À ce péril de la désinformation s’ajoute un autre phénomène que la pandémie a révélé, ici et ailleurs dans le monde, par le comportement des antimasques et des voyageurs faisant fi des recommandations sanitaires. Il faut y voir la prévalence, pour certaines personnes, des droits individuels sur l’intérêt général, ce qui, selon Jean-François Caron1, s’expliquerait par un héritage de la révolution des droits qui a érodé le nous collectif au fil des dernières années affirmant que le rôle premier de l’État est de défendre leurs droits individuels.
En fait, nous pouvons certainement affirmer que les États se sont aussi discrédités politiquement et socialement, particulièrement depuis les années Thatcher et Reagan où le système économique s’est complètement soustrait au contrôle démocratique. Les dérégulations, les délocalisations, le capitalisme financier, la compétitivité fiscale, le laisser-aller dans le développement des oligopoles numériques et des inégalités extrêmes sont autant de facteurs qui ont contribué à la chute de l’État en tant que moteur de l’action collective et du vivre ensemble.
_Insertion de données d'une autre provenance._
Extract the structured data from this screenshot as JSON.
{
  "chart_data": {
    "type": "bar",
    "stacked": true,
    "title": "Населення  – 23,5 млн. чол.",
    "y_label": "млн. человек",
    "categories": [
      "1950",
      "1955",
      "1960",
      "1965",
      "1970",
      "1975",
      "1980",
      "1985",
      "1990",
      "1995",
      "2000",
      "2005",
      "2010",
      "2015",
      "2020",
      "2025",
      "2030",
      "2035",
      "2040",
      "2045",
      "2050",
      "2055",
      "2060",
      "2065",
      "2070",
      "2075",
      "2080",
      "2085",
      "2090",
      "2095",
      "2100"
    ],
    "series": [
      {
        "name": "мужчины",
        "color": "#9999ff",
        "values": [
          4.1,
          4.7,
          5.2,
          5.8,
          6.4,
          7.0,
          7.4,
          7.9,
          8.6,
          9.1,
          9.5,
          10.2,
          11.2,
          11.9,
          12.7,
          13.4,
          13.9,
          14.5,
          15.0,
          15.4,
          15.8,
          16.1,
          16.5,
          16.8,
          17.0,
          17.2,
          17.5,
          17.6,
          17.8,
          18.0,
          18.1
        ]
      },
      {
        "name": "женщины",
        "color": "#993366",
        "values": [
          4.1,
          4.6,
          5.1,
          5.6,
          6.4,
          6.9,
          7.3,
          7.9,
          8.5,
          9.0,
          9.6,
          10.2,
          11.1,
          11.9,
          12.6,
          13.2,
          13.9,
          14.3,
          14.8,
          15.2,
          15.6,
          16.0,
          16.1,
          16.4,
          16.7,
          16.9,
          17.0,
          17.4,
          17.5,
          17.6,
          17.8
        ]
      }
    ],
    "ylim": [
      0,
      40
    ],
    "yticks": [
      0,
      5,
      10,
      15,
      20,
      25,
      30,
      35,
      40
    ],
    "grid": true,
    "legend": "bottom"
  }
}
Cela a comme conséquence la catastrophe sociale et environnementale que nous vivons présentement.
Cette question de crédibilité prend toute son ampleur devant l’immense défi qui nous confronte face aux murs de la crise écologique, laquelle nous obligera de façon volontaire, ou pas, à transformer radicalement nos manières de vivre.
Nous pouvons facilement comprendre, en situation d’urgence, qu’une large majorité de la population peut adhérer à des consignes sanitaires en provenance de nos systèmes étatiques puisque cette responsabilité est reconnue historiquement par la population, mais qu’en est-il des contraintes qui pourraient nous être imposées face aux désastres écologiques ? Peut-on s’en remettre aux États qui semblent faire bien plus partie du problème que des solutions ? Et comment construire cette réflexion générale dans l’état de dépolitisation actuelle ?
Comment élargir le débat, comment le partager et enfin, comment décider ensemble ? Là est tout le défi.